FPÖ schürt Bürgerkriegsangst
Die Präsidentschaftswahl in Österreich am 4. Dezember wird eine Richtungswahl – darüber sind sich viele Beobachter einig. Zu schwerem demagogischem Geschütz griff einmal mehr HeinzChristian Strache, der Anführer der Rechtspartei FPÖ. In seiner „Rede zur Lage der Nation“beschwor er gestern eine Bürgerkriegsgefahr in Österreich herauf. „Durch den ungebremsten Zustrom von kulturfremden Armutsmigranten, die in unsere Sozialsysteme einsickern, wird unser gesellschaftliches Gefüge in seinen Grundfesten erschüttert, und das macht mittelfristig einen Bürgerkrieg nicht unwahrscheinlich“, sagte Strache.

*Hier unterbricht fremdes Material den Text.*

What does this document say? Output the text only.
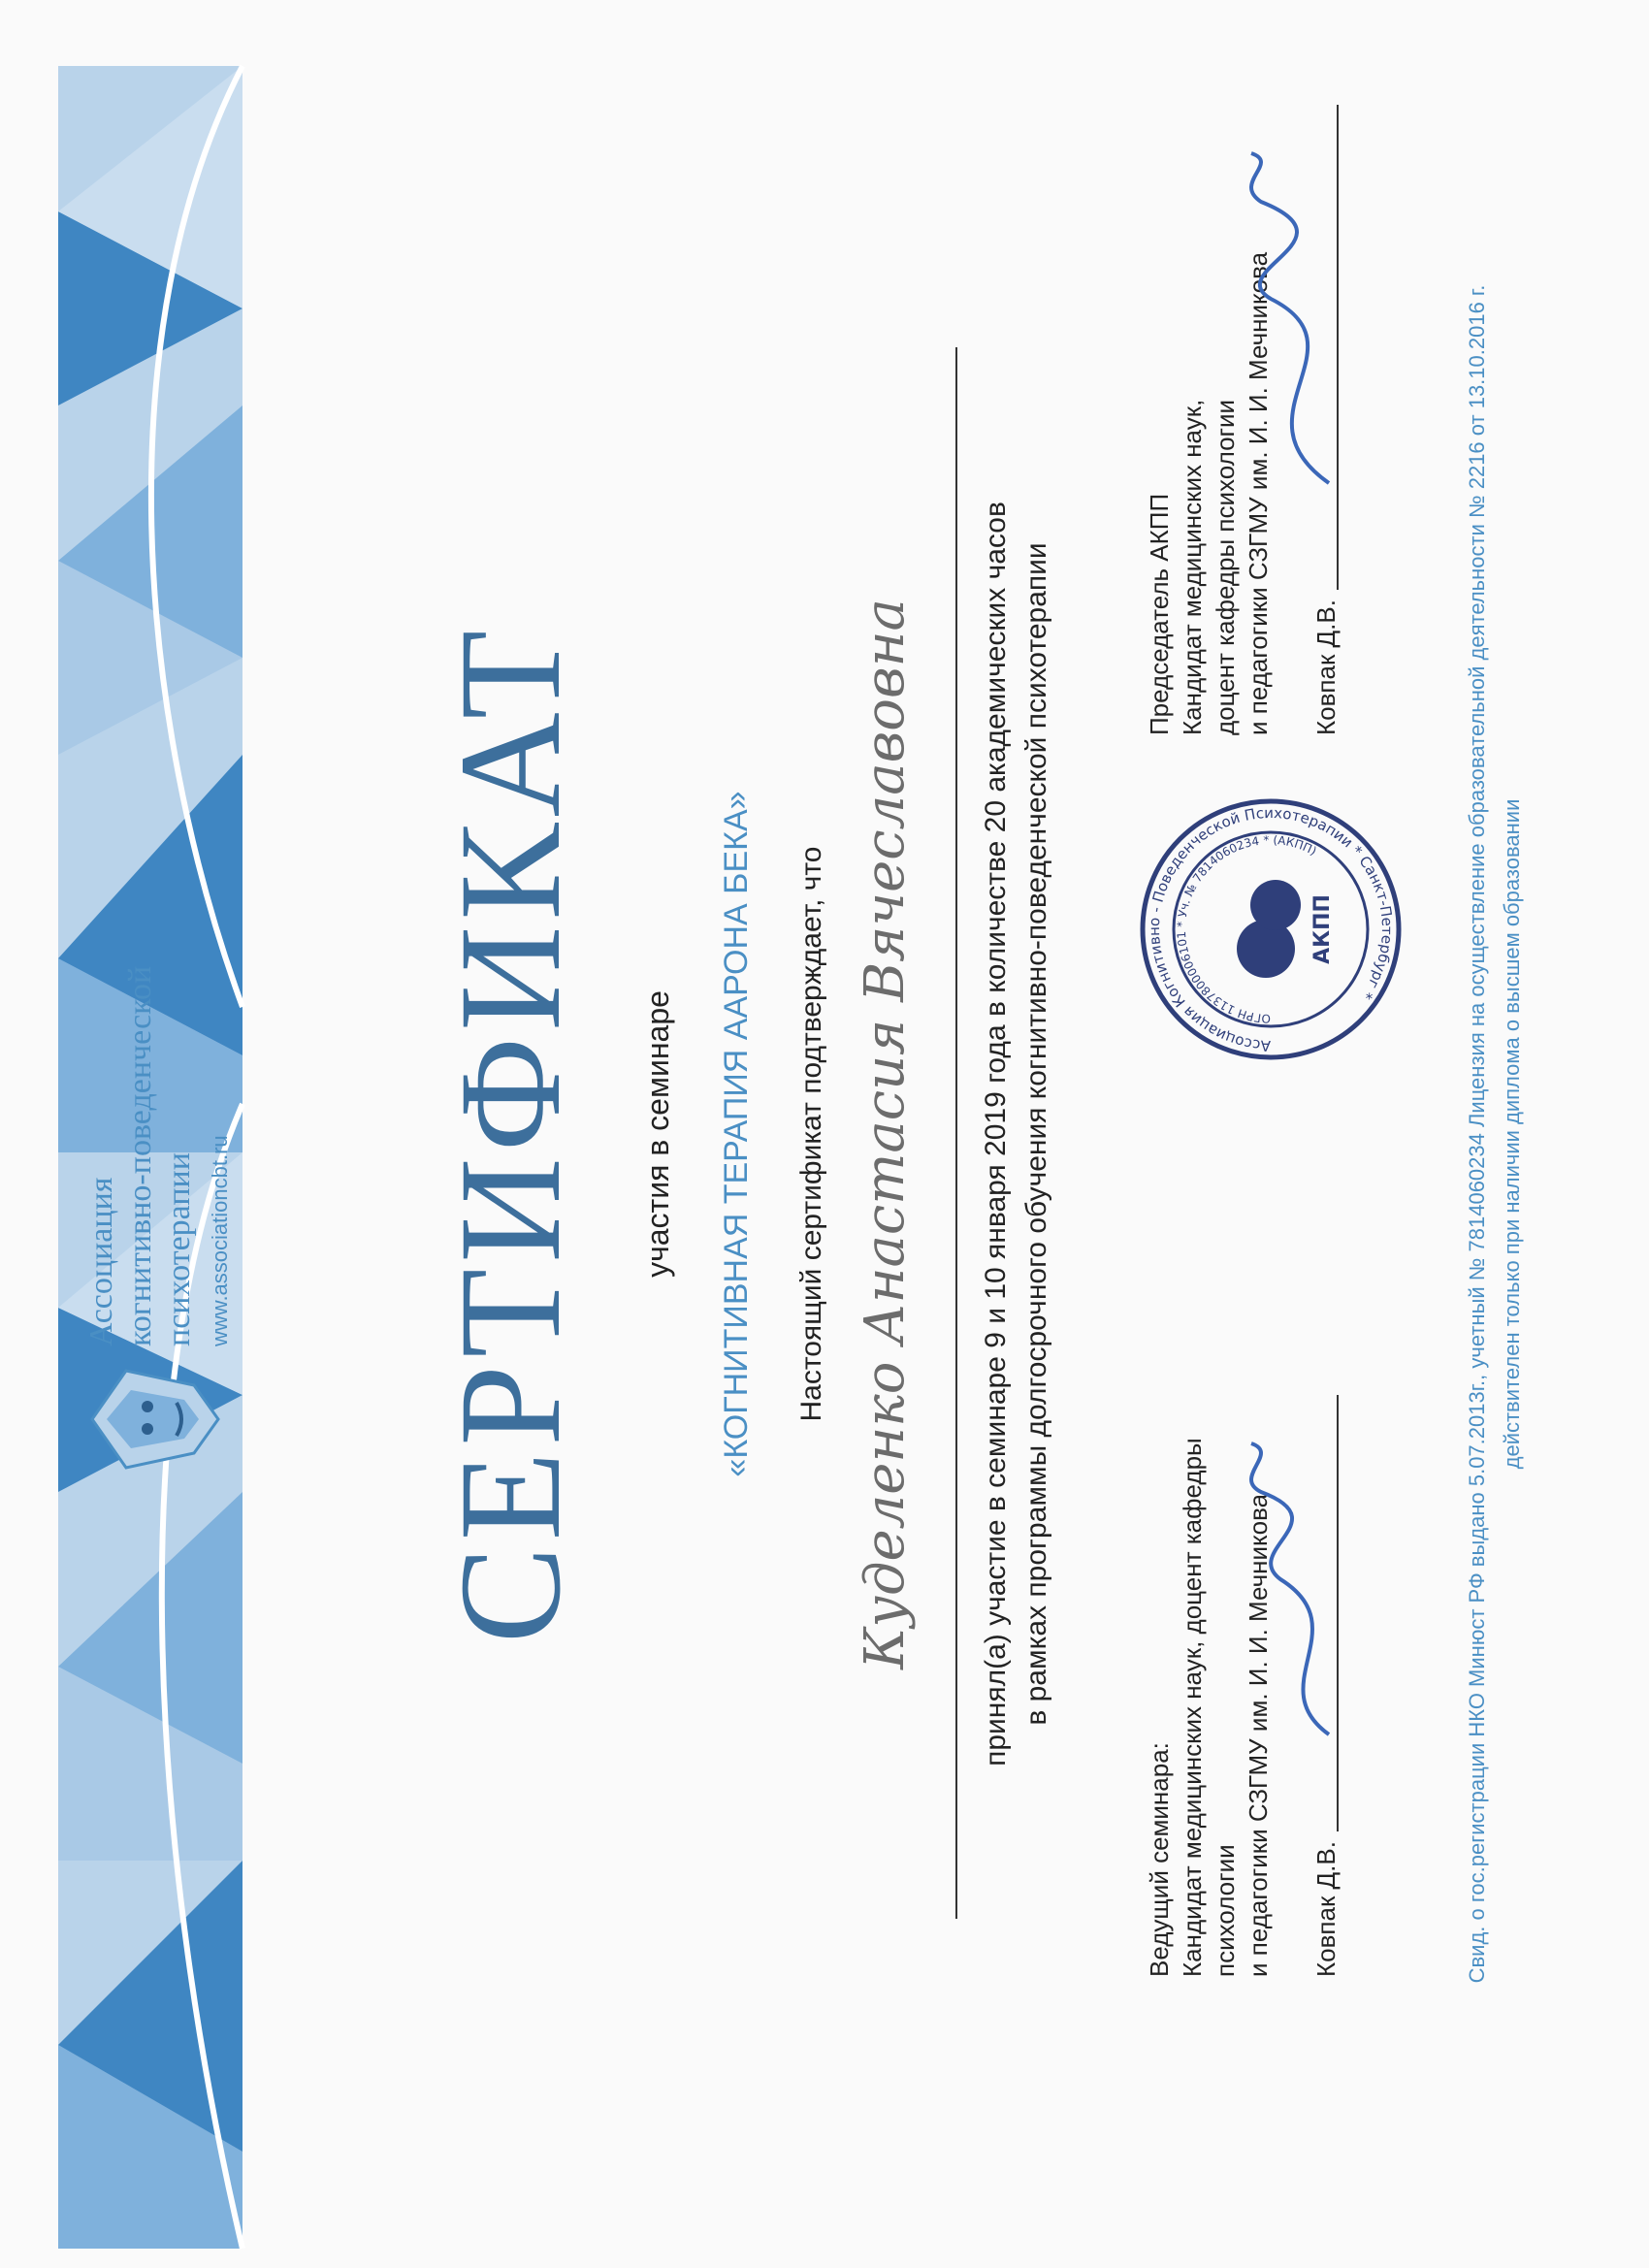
Ассоциация когнитивно-поведенческой психотерапии www.associationcbt.ru СЕРТИФИКАТ участия в семинаре «КОГНИТИВНАЯ ТЕРАПИЯ ААРОНА БЕКА» Настоящий сертификат подтверждает, что Куделенко Анастасия Вячеславовна принял(а) участие в семинаре 9 и 10 января 2019 года в количестве 20 академических часов в рамках программы долгосрочного обучения когнитивно-поведенческой психотерапии
Ведущий семинара: Кандидат медицинских наук, доцент кафедры психологии и педагогики СЗГМУ им. И. И. Мечникова Ковпак Д.В.
Ассоциация Когнитивно - Поведенческой Психотерапии * Санкт-Петербург *
ОГРН 1137800006101 * Уч. № 7814060234 * (АКПП)
АКПП
Председатель АКПП Кандидат медицинских наук, доцент кафедры психологии и педагогики СЗГМУ им. И. И. Мечникова Ковпак Д.В.	Свид. о гос.регистрации НКО Минюст РФ выдано 5.07.2013г., учетный № 7814060234 Лицензия на осуществление образовательной деятельности № 2216 от 13.10.2016 г. действителен только при наличии диплома о высшем образовании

Von „ungebremstem Zustrom“kann in Österreich nicht die Rede sein. Die rot-schwarze Regierung bremst recht erfolgreich. Doch ist Strache so verängstigt, dass er in der Bundeskanzlerin Angela Merkel „nicht nur die mächtigste, sondern auch die gefährlichste Frau Europas“sieht, weil sie den „Startschuss zur größten Völkerwanderung seit Jahrhunderten gegeben“habe. Stimmung wendet sich gegen Hofer Nicht die Sorge um die Sicherheit treibt Strache in ein wirres Krisengerede, sondern jene um den Sieg seines Präsidentschaftskandidaten Norbert Hofer. Seit den ungültigen Wahlgängen scheint sich in Österreich die Stimmung gegen Hofer zu richten. Der Brexit hat der FPÖ die Anti-EUKampagne vermasselt, weshalb sich Strache vehement dagegen verwahrt, „jemals den EU-Austritt Österreichs“gefordert zu haben.

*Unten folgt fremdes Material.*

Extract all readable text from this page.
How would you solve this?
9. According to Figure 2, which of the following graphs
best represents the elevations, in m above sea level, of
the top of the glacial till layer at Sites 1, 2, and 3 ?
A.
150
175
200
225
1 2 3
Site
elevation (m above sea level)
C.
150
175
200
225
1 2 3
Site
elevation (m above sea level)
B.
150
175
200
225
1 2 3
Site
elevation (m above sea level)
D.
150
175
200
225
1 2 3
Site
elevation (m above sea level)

Jetzt versucht die FPÖ, das Ruder mit Schüren von Krisenangst, noch mehr Heimatliebe und Bigotterie herumzureißen – und droht damit übers Ziel hinauszuschießen. Auf den Hofer-Plakaten wird der Kandidat als gläubiger Mensch präsentiert: „So wahr mir Gott helfe“– mit diesem Leitmotiv werde er das Amt ausüben.
Dass Hofer diese Floskel verwendet, hat dem rechten Burschenschaftler Hofer von kirchlicher Seite den Vorwurf des Missbrauchs religiöser Gefühle eingebracht. Sein Wahlkampfmanager Herbert Kickl, zugleich Straches Chefideologe, verteidigt sich: Das Gott-Zitat solle auf die „starke Verankerung Hofers in der christlich-abendländischen Kultur“hinweisen.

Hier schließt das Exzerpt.